Да, этот плут сверкающий начнет
И связывать, и расторгать обеты,
Благословлять проклятое, людей
Ниц повергать пред застарелой язвой,
Разбойников почетом окружать,
Отличьями, коленопреклоненьем,
Сажая их высоко на скамьи
Сенаторов. Вдове, давно отжившей,
Даст женихов; раздушит, расцветит,
Как майский день, ту жертву язв поганых,
Которую и самый госпиталь
Из стен своих прочь гонит с отвращеньем!
Когда затем Алкивиад, бывший с ним ранее в дружеских отношениях и сохранивший неизменною свою приязнь к нему, приходит к нему и беспокоит его в лесной глуши своим посещением, Тимон встречает его следующим восклицанием (IV, 3):
Пусть рак съест внутренность твою
За то, что ты вновь лица человечьи
Мне покажешь.
Алкивиад: Как зовут тебя? Ведь, ты
Сам человек - и можешь человека
Так не терпеть?
Тимон. Зовусь я мизантропом
И род людской глубоко ненавижу.
Что до тебя, хотел бы я, чтоб ты
Был псом: тогда я мог бы хоть немного
Любить тебя.
Старик Шопенгауер со своим отвращением к людям и со своею любовью к собакам едва ли выразился бы иначе.

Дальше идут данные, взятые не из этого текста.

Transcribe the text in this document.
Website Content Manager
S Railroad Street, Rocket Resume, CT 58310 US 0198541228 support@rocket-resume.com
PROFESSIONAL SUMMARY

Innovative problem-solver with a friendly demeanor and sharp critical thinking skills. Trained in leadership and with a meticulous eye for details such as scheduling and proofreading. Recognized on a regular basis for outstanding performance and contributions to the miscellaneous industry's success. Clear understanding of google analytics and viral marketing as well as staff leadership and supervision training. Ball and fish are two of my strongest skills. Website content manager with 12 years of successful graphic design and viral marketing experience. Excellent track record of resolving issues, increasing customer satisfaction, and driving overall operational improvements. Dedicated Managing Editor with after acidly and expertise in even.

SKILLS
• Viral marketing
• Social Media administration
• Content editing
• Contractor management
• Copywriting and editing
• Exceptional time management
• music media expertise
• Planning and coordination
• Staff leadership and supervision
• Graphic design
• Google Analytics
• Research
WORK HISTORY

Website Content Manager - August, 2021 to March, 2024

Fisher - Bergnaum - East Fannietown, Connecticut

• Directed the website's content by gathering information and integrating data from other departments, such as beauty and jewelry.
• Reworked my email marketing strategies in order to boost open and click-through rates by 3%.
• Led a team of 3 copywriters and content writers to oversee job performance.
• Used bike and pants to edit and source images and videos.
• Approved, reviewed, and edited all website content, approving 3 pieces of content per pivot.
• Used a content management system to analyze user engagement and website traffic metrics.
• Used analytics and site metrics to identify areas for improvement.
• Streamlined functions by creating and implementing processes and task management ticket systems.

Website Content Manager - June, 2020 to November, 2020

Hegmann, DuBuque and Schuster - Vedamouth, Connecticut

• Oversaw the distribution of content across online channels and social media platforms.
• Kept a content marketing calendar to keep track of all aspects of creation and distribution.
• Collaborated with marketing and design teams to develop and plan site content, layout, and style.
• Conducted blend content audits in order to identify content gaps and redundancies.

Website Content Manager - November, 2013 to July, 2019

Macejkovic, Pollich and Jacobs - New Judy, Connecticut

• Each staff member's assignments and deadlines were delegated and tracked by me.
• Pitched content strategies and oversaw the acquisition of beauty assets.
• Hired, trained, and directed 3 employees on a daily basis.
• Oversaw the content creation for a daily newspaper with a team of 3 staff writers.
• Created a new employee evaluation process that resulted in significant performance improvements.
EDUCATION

Причиною этой ненависти, как Тимон изложил это в своем монологе, есть спокойное уразумение негодности человеческой природы.
Пред каждою из высших ступеней
Нижайшая стоит благоговейно,
И голова ученого всегда
Склоняется пред золотым болваном.
Все вкривь идет; прямого ничего
Нет в проклятой натуре человека,
И подлость лишь прямая в ней пряма.
Алкивиад, явившийся в обществе двух гетер, приветливо заговаривает с Тимоном. Последний произносит оскорбительные слова по адресу одной из этих женщин, говоря, что она более, чем меч воина, способна истреблять людей. Она отвечает ему, он возражает ругательствами и впадает совершенно в тон пьесы "Троил и Крессида"; легкомысленная девушка в его глазах есть лишь распространительница чумы и заразы, и он высказывает надежду, что она многим и многим юношам подарит недуги и болезни. Алкивиад предлагает ему свою дружбу.
Тимон мой благородный,
Чем я могу тебе мою приязнь
Здесь доказать?
Тимон. Ничем иным, как только
Мой взгляд на мир сильнее укрепив.
Алкивиад. Какой же взгляд?
Тимон. Дай слово быть мне другом
И обмани.
Когда Алкивиад сообщает ему, что идет со своим войском на Афины, Тимон выражает пожелание, чтобы боги разорили все гнездо его победой и уничтожили его самого после того, как он победит. Он дает ему золото для того, чтобы вести войну, и убеждает его свирепствовать, как чума (IV, 3):
Пусть меч твой не минует
Ни одного. Пощады не давай
Ты старикам, столь чтимым за седые
Их бороды: они ростовщики.
Руби насмерть лукавую матрону:
В ней честны лишь одежды, а она
Развратница. Пред девственниц щеками
Не опускай разящего меча:
Знай, груди их молочные, коварно
Манящие к себе глаза мужчин
Из-за своих решетчатых окошек,
Не вписаны в страницы доброты
И жалости - отметь их, как ужасных
Изменников. Бей и грудных детей,
Смягчающих улыбкою веселой
Гнев дураков; кроши их на куски
Без жалости; воображай, что каждый
Из тех детей - тот незаконный сын,
Которого двусмысленный оракул
Избрал за тем, чтоб глотку у тебя
Перерубить. От жалости навеки
Ты отрекись: на уши и глаза
Надень такой неодолимый панцирь,
Чтоб не могли проникнуть сквозь него
Крик матери, и девы, и младенца,
И вид жреца, лежащего в крови
Перед тобой, в священном облаченье!
Вот золото для воинов твоих!
Все истреби и, бешенство насытив,
Погибни сам!
Гетеры, увидав, что он болен по-прежнему, естественно, спешат выпросить у него золота и для себя. Он отвечает им словами: "Ну, твари, подымите передники!" Клясться он их ни в чем не заставит, так как они ведь не могут присягать, но они должны дать ему обещание, что будут продолжать обманывать и распутничать, пусть соблазняют они того, кто захочет их обратить на путь истины, пусть прикрывают свои жидкие волосы волосами трупов и лучше всего трупов, умерших на виселице женщин, пусть они румянятся и красятся до тех пор, пока сами не сделаются похожи на трупы, и пока лошадиный навоз не будет падать им прямо в лицо.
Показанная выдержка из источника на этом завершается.